No let-up in BSF atrocities
THE Border Security Force does not seem to be in the mood to stop killing Bangladeshis despite widespread condemnation and criticism of its excesses and atrocities, not only in Bangladesh but also in India. The Indian border sentinels have also displayed their increasing inclination towards beating their victims to death. On Wednesday, according to a report published in New Age, a 42-year-old Bangladeshi died in an Indian hospital after being picked up from the Panchagarh border and subsequently tortured by members of the BSF. The report says the BSF members of the Balabari outpost dragged the victim from no man’s land, suspended him from the branch of a tree and beat him with a stick until he lost consciousness. Later, he was handed over to the Pashchimbanga police who had him admitted to Islampur hospital where he died. Meanwhile, on Tuesday night, members of the BSF outpost at Putkhali border in Benapole caught a cattle trader and beat him up until people of his village came to his rescue; he is currently under treatment in Jessore Medical College Hospital. These two incidents could remind one of the brutal BSF torture in February of Habibur Rahman, a young man from Chapainawabganj, which was caught on camera and shown on Indian television, causing an uproar in Bangladesh, in conscious section of Indian society and among the international human rights watchdogs.
Regardless of what the Indian government of the Congress-led United Progress Alliance says and what the Bangladesh government of the Awami League-led alliance believes, the BSF seems to have made it clear — through words and deeds — that it would continue with its killing spree. On February 7, during an interview with the BBC Bangla Service, the BSF director general categorically said that ‘firing in the border can never be stopped totally… so long as criminal activities would continue to take place along the India-Bangladesh border.’ The statement simply made a mockery of the joint communiqué issued at the end of the Bangladesh prime minister’s visit to New Delhi in 2010 that urged the border guards of the two countries to exercise restraint and also an agreement between the chiefs of the border guards of the two countries in March 2001 on the use of non-lethal weapons. As indicated before, firing does not seem to be the only means for the BSF to kill Bangladeshis; it has tried stoning, beating, stabbing and even running speedboats over the victims.
As the number of Bangladeshis killed by the BSF rises (nearly 940 people since January 2000 and more than 220 since the AL-led government assumed office), it has become increasingly clear that neither Delhi nor the BSF top brass is sincere about effectively addressing Bangladesh’s concern and that their assurances and reassurances are essentially empty rhetoric.
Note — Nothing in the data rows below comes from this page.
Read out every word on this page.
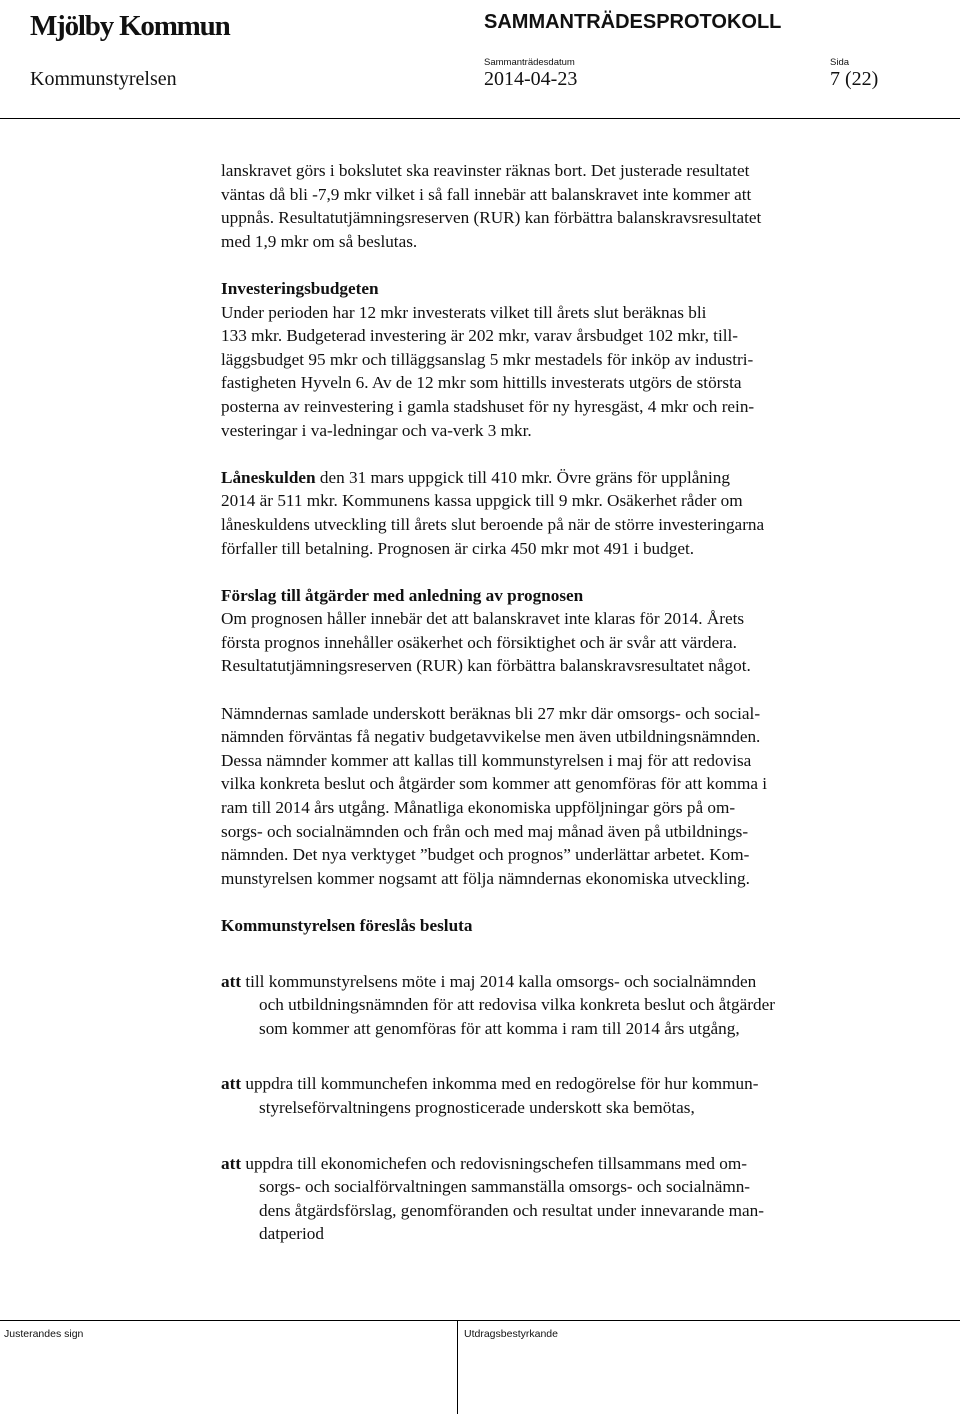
Mjölby Kommun	SAMMANTRÄDESPROTOKOLL
Sammanträdesdatum	Sida
Kommunstyrelsen	2014-04-23	7 (22)
lanskravet görs i bokslutet ska reavinster räknas bort. Det justerade resultatet
väntas då bli -7,9 mkr vilket i så fall innebär att balanskravet inte kommer att
uppnås. Resultatutjämningsreserven (RUR) kan förbättra balanskravsresultatet
med 1,9 mkr om så beslutas.
Investeringsbudgeten
Under perioden har 12 mkr investerats vilket till årets slut beräknas bli
133 mkr. Budgeterad investering är 202 mkr, varav årsbudget 102 mkr, till-
läggsbudget 95 mkr och tilläggsanslag 5 mkr mestadels för inköp av industri-
fastigheten Hyveln 6. Av de 12 mkr som hittills investerats utgörs de största
posterna av reinvestering i gamla stadshuset för ny hyresgäst, 4 mkr och rein-
vesteringar i va-ledningar och va-verk 3 mkr.
Låneskulden den 31 mars uppgick till 410 mkr. Övre gräns för upplåning
2014 är 511 mkr. Kommunens kassa uppgick till 9 mkr. Osäkerhet råder om
låneskuldens utveckling till årets slut beroende på när de större investeringarna
förfaller till betalning. Prognosen är cirka 450 mkr mot 491 i budget.
Förslag till åtgärder med anledning av prognosen
Om prognosen håller innebär det att balanskravet inte klaras för 2014. Årets
första prognos innehåller osäkerhet och försiktighet och är svår att värdera.
Resultatutjämningsreserven (RUR) kan förbättra balanskravsresultatet något.
Nämndernas samlade underskott beräknas bli 27 mkr där omsorgs- och social-
nämnden förväntas få negativ budgetavvikelse men även utbildningsnämnden.
Dessa nämnder kommer att kallas till kommunstyrelsen i maj för att redovisa
vilka konkreta beslut och åtgärder som kommer att genomföras för att komma i
ram till 2014 års utgång. Månatliga ekonomiska uppföljningar görs på om-
sorgs- och socialnämnden och från och med maj månad även på utbildnings-
nämnden. Det nya verktyget ”budget och prognos” underlättar arbetet. Kom-
munstyrelsen kommer nogsamt att följa nämndernas ekonomiska utveckling.
Kommunstyrelsen föreslås besluta
att till kommunstyrelsens möte i maj 2014 kalla omsorgs- och socialnämnden
och utbildningsnämnden för att redovisa vilka konkreta beslut och åtgärder
som kommer att genomföras för att komma i ram till 2014 års utgång,
att uppdra till kommunchefen inkomma med en redogörelse för hur kommun-
styrelseförvaltningens prognosticerade underskott ska bemötas,
att uppdra till ekonomichefen och redovisningschefen tillsammans med om-
sorgs- och socialförvaltningen sammanställa omsorgs- och socialnämn-
dens åtgärdsförslag, genomföranden och resultat under innevarande man-
datperiod
Justerandes sign	Utdragsbestyrkande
What is even more infuriating is the AL-led government’s apparent unwillingness to make its Indian counterparts diplomatically accountable for their failure to respect the rights of Bangladeshi citizens. It needs to realise that its claim of turning a new chapter in the country’s relations with India may have already lost even its rhetorical value. Hence, the incumbents would be well-advised to assert effective by the people’s concern over unabated killing by the BSF at the highest political level. Meanwhile, conscious sections of people in Bangladesh should reach out to their Indian counterparts and jointly protest against such gross violation of human rights by the BSF and sustain pressure on their respective governments for an end to it.